Monday, May 12, 2014

The wisdom of spiders

The NYT covers a new study of a rare spider species, one of the very few living in colonies (“Spiders That Thrive in a Social Web”). The scientists who did the study kept some young spiders in the same group of older spiders, and moved others repeatedly from one group to another. According to the NYT article, “the researchers showed that spiders exposed to the same group day after day developed stronger and more distinctive personalities than those that were shifted from one set of spiders to the next. Moreover, the spiders in a stable social setting grew ever less like one another over time.” It should be hardly surprising that the socially mobile spiders were more alike, with less pronounced personal quirks. After all, the break-up of stable, small-scale human communities and social mobility have long been associated with the emergence of a “protean” self – superficial, malleable, and supremely adaptable. But the spider study also contains another lesson which I hope some of my students can take to heart.

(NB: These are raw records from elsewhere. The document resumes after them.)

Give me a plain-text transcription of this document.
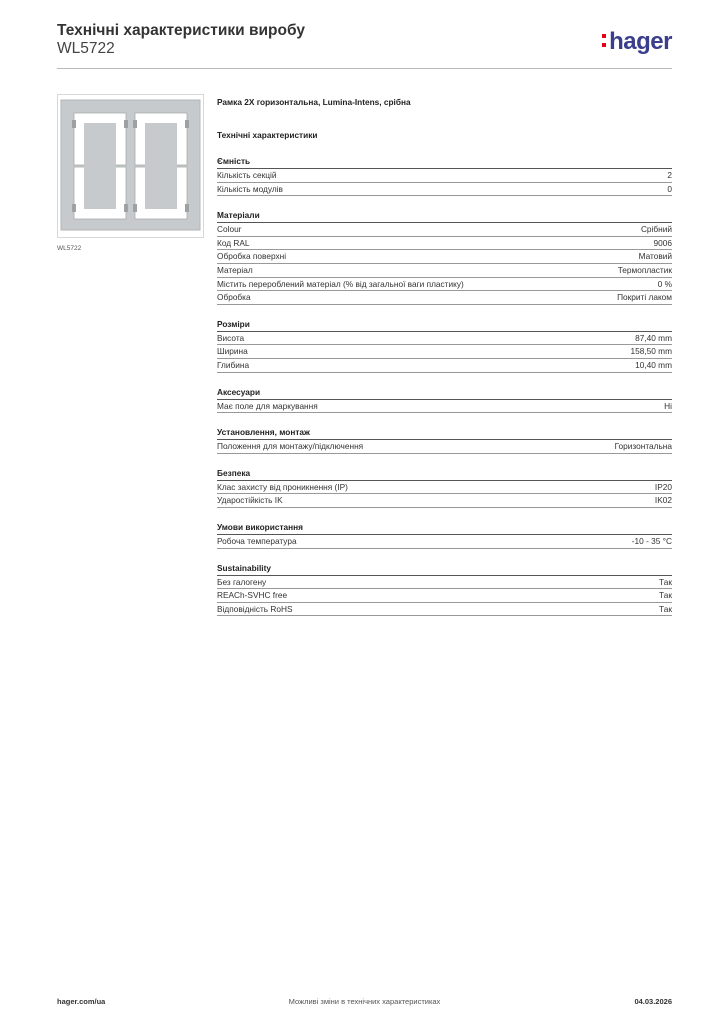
Технічні характеристики виробу
WL5722	hager
WL5722
Рамка 2X горизонтальна, Lumina-Intens, срібна
Технічні характеристики
Ємність
Кількість секцій	2
Кількість модулів	0
Матеріали
Colour	Срібний
Код RAL	9006
Обробка поверхні	Матовий
Матеріал	Термопластик
Містить перероблений матеріал (% від загальної ваги пластику)	0 %
Обробка	Покриті лаком
Розміри
Висота	87,40 mm
Ширина	158,50 mm
Глибина	10,40 mm
Аксесуари
Має поле для маркування	Ні
Установлення, монтаж
Положення для монтажу/підключення	Горизонтальна
Безпека
Клас захисту від проникнення (IP)	IP20
Ударостійкість IK	IK02
Умови використання
Робоча температура	-10 - 35 °C
Sustainability
Без галогену	Так
REACh-SVHC free	Так
Відповідність RoHS	Так
hager.com/ua	Можливі зміни в технічних характеристиках	04.03.2026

It turns out the spiders of this particular species specialize in different functions depending on their personal traits. Those who are more aggressive and fearless defend the colony and subdue the pray caught in the cooperatively spun and maintained web; those who are meeker are in charge of repairing the web and providing other logistical support. This is the lesson I cautiously offer to some of my brighter, but high-strung and emotionally vulnerable students – mostly young women who have grown up in less modernized East European and Central Asian societies, and thus seem a stronger version of the “orchid kids” David Dobbs described a few years ago. Perhaps they should try to find an existential and professional niche which suits their unique combination of strengths and vulnerabilities, as opposed to jumping headlong into the rat race? Alas, such specialization is easier in a spider colony with a culture of sharing and solidarity. In a society where the sky is the limit of individual achievement, there is pressure for everyone to compete and claw their way up and up the social ladder, and the top dogs bite off an ever larger share of the economic pie, following a more humble life path becomes a rather costly commitment.